December 10, 2013
Wall Street edges up on Syria delay, bets on Fed policy
US stocks edged higher today, lifting the S&P 500 for its seventh straight day of gains, as concern over a possible US-led strike on Syria ebbed and investors bet the Federal Reserve would trim its stimulus measures only slightly.
Apple Inc's shares fell 5.4 percent one day after it unveiled a high-end iPhone with a fingerprint scanner as well as a cheaper model targeted at emerging markets.
The decline in Apple hurt the Nasdaq Composite, which dropped 4.01 points, or 0.11 percent, to 3,725.010. But the Dow Jones industrial average, aided in part by a rise in IBM shares, rose 135.54 points, or 0.89 percent, to 15,326.60. The S&P 500 gained 5.14 points, or 0.31 percent, to 1,689.13.
A key European equity index scaled fresh two-year highs today, lifted by a rebound in beaten-down utility stocks and a surge in chip designer ARM .

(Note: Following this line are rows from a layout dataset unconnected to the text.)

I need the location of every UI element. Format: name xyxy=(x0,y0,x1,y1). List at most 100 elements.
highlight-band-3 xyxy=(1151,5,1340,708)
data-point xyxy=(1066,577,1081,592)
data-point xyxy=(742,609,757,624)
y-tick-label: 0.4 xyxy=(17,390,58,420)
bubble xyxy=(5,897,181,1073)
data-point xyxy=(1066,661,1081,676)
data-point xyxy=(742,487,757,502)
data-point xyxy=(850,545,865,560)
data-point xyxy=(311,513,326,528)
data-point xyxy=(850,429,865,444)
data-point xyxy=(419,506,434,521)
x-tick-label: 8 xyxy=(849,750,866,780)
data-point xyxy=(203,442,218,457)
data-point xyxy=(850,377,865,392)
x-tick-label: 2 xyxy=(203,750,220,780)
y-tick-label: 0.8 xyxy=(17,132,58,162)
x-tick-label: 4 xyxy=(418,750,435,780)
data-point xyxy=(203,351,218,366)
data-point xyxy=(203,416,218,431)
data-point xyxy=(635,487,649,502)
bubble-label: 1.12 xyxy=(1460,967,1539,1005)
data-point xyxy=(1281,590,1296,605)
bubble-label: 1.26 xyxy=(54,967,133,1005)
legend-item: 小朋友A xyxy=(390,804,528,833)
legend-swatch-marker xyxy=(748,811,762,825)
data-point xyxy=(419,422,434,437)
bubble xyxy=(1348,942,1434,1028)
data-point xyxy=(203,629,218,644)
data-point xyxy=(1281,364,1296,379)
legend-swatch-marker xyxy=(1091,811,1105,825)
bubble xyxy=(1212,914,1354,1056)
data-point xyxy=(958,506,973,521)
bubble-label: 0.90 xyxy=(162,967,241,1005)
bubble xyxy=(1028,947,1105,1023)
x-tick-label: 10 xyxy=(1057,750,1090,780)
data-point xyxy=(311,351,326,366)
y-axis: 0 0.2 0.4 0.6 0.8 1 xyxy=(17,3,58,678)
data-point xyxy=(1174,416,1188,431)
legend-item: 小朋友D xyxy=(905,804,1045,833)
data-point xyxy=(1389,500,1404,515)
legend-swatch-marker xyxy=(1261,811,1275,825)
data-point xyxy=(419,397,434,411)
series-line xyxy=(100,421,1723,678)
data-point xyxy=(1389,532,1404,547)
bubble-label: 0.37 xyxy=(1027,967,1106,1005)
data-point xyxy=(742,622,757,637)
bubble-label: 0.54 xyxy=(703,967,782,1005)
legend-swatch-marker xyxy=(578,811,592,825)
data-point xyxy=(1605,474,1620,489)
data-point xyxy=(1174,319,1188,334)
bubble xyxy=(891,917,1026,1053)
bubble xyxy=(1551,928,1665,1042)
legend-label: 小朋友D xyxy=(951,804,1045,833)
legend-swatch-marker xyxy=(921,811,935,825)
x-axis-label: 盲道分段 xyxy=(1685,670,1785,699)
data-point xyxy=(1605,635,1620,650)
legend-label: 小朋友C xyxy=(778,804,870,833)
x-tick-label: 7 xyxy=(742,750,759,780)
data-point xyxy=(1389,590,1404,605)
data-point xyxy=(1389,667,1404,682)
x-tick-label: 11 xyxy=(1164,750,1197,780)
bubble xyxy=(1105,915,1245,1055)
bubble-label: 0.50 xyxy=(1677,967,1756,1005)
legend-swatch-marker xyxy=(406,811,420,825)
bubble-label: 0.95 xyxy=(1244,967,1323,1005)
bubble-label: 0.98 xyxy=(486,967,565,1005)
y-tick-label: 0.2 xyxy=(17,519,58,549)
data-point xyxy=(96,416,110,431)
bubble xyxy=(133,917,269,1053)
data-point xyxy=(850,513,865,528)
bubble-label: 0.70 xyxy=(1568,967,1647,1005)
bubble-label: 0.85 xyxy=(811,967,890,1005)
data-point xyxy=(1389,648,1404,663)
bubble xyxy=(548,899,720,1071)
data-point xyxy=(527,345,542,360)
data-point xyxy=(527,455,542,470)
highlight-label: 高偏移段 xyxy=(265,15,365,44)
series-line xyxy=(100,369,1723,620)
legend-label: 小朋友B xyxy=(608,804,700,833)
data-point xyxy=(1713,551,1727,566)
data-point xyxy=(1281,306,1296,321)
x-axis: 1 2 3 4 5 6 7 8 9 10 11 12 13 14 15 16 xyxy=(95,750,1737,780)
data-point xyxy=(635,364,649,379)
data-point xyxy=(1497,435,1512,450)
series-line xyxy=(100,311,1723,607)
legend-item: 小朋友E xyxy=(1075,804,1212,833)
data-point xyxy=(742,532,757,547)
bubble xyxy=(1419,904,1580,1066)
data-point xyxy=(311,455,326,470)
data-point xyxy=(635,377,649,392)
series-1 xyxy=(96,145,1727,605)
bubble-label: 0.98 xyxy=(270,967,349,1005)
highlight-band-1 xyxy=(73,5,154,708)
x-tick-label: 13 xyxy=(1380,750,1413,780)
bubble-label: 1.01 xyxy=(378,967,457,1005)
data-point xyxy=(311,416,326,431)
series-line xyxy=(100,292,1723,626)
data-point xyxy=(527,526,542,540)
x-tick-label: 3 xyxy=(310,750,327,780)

The broader FTSEurofirst 300 index also ended up 0.3 percent at 1,247.61 points, putting it back within touching distance of a five-year high of 1,258.09 points reached in May. The Euro STOXX 50 is up 9 percent since the start of 2013 while the FTSEurofirst 300 is up 10 percent.Meanwhile, Japan's Nikkei average ended little changed after hitting a seven-week high on receding worries over Syria and the yen's slide against the dollar, with profit-taking in recently strong Olympics-related shares eroding early gains.
The benchmark Nikkei was virtually flat at 14,425.07, after rising to as high as 14,561.46, its highest intra-day level since July 25.